Zina’s birthday present arrived this past week. She has had so much fun with the wheat growing and harvesting she decided that she needed something more efficient to cut the stalks with. As this is nowhere near needing machinery the Scythe was the logical choice. She has all the gizmos: The scythe, the peening stone and holster, sharpening kit, and book to teach her all the ins and outs. I don’t dare sleep now, I may wake to the grim reaper standing over me!! Happy Birthday Sweetie!
Of course now that the more tedious parts of the greenhouse project need to be done, my son started back to school and we are in a heat wave! While the last remaining pieces aren’t that difficult, I have been forced inside because of the 95 + F temps we have been having. The walls are up and the door is covered on the back. I couldn’t keep going today it was just too hot. So the last steps are to cover the front door, caulk the seam where the roof and the front and back walls meet and then add the decorative trim. I have had to make many round trips to the hardware store (which is about a 2 hour round trip) because the manufacturer shorted me hundreds of the self-tapping screws.
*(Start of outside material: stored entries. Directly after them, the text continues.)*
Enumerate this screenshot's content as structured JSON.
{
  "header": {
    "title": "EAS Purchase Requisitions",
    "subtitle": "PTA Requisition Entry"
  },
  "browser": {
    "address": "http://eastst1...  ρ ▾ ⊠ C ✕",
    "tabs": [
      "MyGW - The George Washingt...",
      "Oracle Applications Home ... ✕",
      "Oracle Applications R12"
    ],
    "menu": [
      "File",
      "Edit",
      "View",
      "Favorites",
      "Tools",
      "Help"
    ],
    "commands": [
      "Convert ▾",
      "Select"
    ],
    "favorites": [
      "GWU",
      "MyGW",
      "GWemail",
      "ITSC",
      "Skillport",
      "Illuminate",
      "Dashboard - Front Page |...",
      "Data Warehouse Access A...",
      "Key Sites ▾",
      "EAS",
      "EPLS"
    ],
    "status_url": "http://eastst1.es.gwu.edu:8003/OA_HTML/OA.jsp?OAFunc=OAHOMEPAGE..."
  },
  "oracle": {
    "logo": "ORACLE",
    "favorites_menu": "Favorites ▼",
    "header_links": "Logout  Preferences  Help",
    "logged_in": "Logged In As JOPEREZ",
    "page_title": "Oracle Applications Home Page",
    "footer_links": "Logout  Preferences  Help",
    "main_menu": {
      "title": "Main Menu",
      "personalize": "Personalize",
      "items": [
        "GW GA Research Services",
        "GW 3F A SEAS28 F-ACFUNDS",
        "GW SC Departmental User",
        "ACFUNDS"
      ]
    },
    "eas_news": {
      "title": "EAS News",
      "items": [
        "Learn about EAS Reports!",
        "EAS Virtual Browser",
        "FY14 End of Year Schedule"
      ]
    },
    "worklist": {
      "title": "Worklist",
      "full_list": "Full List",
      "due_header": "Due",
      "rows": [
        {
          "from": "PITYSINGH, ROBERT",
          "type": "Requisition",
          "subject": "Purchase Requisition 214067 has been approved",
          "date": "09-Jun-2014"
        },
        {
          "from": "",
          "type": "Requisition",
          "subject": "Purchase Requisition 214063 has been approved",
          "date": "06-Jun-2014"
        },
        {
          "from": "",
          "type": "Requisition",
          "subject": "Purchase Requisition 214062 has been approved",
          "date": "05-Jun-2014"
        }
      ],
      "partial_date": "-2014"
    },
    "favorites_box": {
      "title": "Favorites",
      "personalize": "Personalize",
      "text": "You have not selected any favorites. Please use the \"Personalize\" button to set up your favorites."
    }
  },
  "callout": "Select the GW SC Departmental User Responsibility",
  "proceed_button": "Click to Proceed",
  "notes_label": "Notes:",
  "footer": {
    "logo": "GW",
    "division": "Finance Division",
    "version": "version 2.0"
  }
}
I kept wondering if I was being over zealous about my screw usage but looking at his website I’m pretty sure I am just following the instructions.
I have burned my thumb and I have bandaids on 3 fingers on my right hand where my cutting/grinder raked across the top of my hand. Self-inflicted battle wounds. Now that the whole thing is pretty well sealed up, it is a smart thing that we invested in the fans and vents. It is definitely a greenhouse! I’ll bet this afternoon it was 110 inside it. I’m going to have to get a thermometer to hang in there to see how the temperatures fluctuate and adjust with the seasons. We are all very excited to see this coming to a conclusion. This is the end of our hands on construction for 2015. The solar installers start on September the 8th. All we’ve had to do with that is print up lots of money!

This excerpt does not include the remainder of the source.